Riot Q1 Data Center Revenue Hits $33.2M on AMD 50MW Deal
Riot Platforms reported Q1 data center revenue of $33.2M, a first major contribution from the segment as it reduces reliance on Bitcoin mining. Data centers contributed about 20% of Riot’s total revenue of $167.2M, while mining revenue declined year over year.
The ramp is tied to an AMD capacity contract. AMD increased contracted capacity to 50 MW (expandable up to 200 MW). Riot activated additional capacity under the long-term lease with AMD, with the first 5 MW delivered and the remaining expected to come online in Q2. Most of the near-term revenue came from lower-margin preparation services, including equipment supply and tailored installation, before a shift toward higher-margin recurring income as capacity scales.

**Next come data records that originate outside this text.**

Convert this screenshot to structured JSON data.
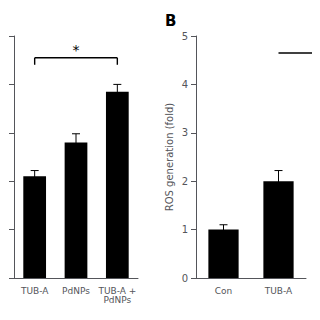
{
  "chart_data": [
    {
      "type": "bar",
      "categories": [
        "TUB-A",
        "PdNPs",
        "TUB-A +\nPdNPs"
      ],
      "values": [
        2.1,
        2.8,
        3.85
      ],
      "errors": [
        0.12,
        0.18,
        0.15
      ],
      "color": "#000000",
      "ylim": [
        0,
        5
      ],
      "yticks": [
        0,
        1,
        2,
        3,
        4,
        5
      ],
      "grid": false,
      "tick_labels": "x",
      "annotations": [
        {
          "text": "*",
          "bracket": [
            "TUB-A",
            "TUB-A +\nPdNPs"
          ],
          "y": 4.55
        }
      ]
    },
    {
      "type": "bar",
      "title": "B",
      "categories": [
        "Con",
        "TUB-A"
      ],
      "values": [
        1.0,
        2.0
      ],
      "errors": [
        0.1,
        0.22
      ],
      "color": "#000000",
      "ylabel": "ROS generation (fold)",
      "ylim": [
        0,
        5
      ],
      "yticks": [
        0,
        1,
        2,
        3,
        4,
        5
      ],
      "grid": false,
      "annotations": [
        {
          "bracket": [
            "TUB-A"
          ],
          "y": 4.65
        }
      ]
    }
  ]
}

Riot also sold 3,778 BTC in the quarter but still holds 15,679 BTC (about $1.2B at current prices). Shares rose 7.9% to close at $17.24, reflecting trader optimism that AMD-backed, contract-based data center cash flow could better stabilize results as AI infrastructure demand grows.

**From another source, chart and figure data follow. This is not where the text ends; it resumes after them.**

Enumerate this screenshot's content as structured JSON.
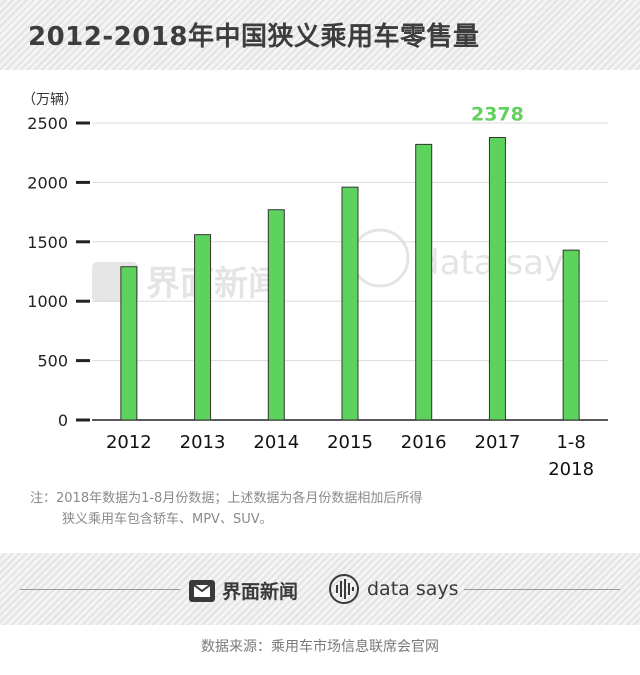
{
  "title": "2012-2018年中国狭义乘用车零售量",
  "note": {
    "line1": "注：2018年数据为1-8月份数据；上述数据为各月份数据相加后所得",
    "line2": "狭义乘用车包含轿车、MPV、SUV。"
  },
  "branding": {
    "brand1": "界面新闻",
    "brand2": "data says",
    "watermark1": "界面新闻",
    "watermark2": "data says"
  },
  "source": "数据来源：乘用车市场信息联席会官网",
  "colors": {
    "bar_fill": "#5dd35d",
    "bar_stroke": "#333333",
    "highlight_label": "#63cf5e",
    "axis": "#222222",
    "grid": "#dcdcdc"
  },
  "chart_data": {
    "type": "bar",
    "unit_label": "（万辆）",
    "categories": [
      {
        "line1": "2012",
        "line2": ""
      },
      {
        "line1": "2013",
        "line2": ""
      },
      {
        "line1": "2014",
        "line2": ""
      },
      {
        "line1": "2015",
        "line2": ""
      },
      {
        "line1": "2016",
        "line2": ""
      },
      {
        "line1": "2017",
        "line2": ""
      },
      {
        "line1": "1-8",
        "line2": "2018"
      }
    ],
    "values": [
      1290,
      1560,
      1770,
      1960,
      2320,
      2378,
      1430
    ],
    "ylim": [
      0,
      2500
    ],
    "yticks": [
      0,
      500,
      1000,
      1500,
      2000,
      2500
    ],
    "grid": true,
    "data_labels": [
      {
        "index": 5,
        "text": "2378"
      }
    ]
  }
}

Company updates included a data center leadership change to support hyperscaler/AI rollout.
Neutral
For BTC itself, the news is largely indirect. Riot’s data center growth and the AMD-backed ramp are positive for company diversification and could improve sentiment toward mining equities, but they do not change BTC’s near-term fundamentals (difficulty, emissions, spot supply/demand) in a direct way. In the short term, BTC could see mild sentiment lift if traders interpret Riot’s steadier cash-flow path as reducing long-run sell pressure. However, Riot still sold 3,778 BTC and continues to hold a large inventory (15,679 BTC), so BTC supply risk from miner trading activity remains a consideration. Overall, the primary impact is sector/corporate sentiment rather than a direct BTC price driver—hence a neutral classification.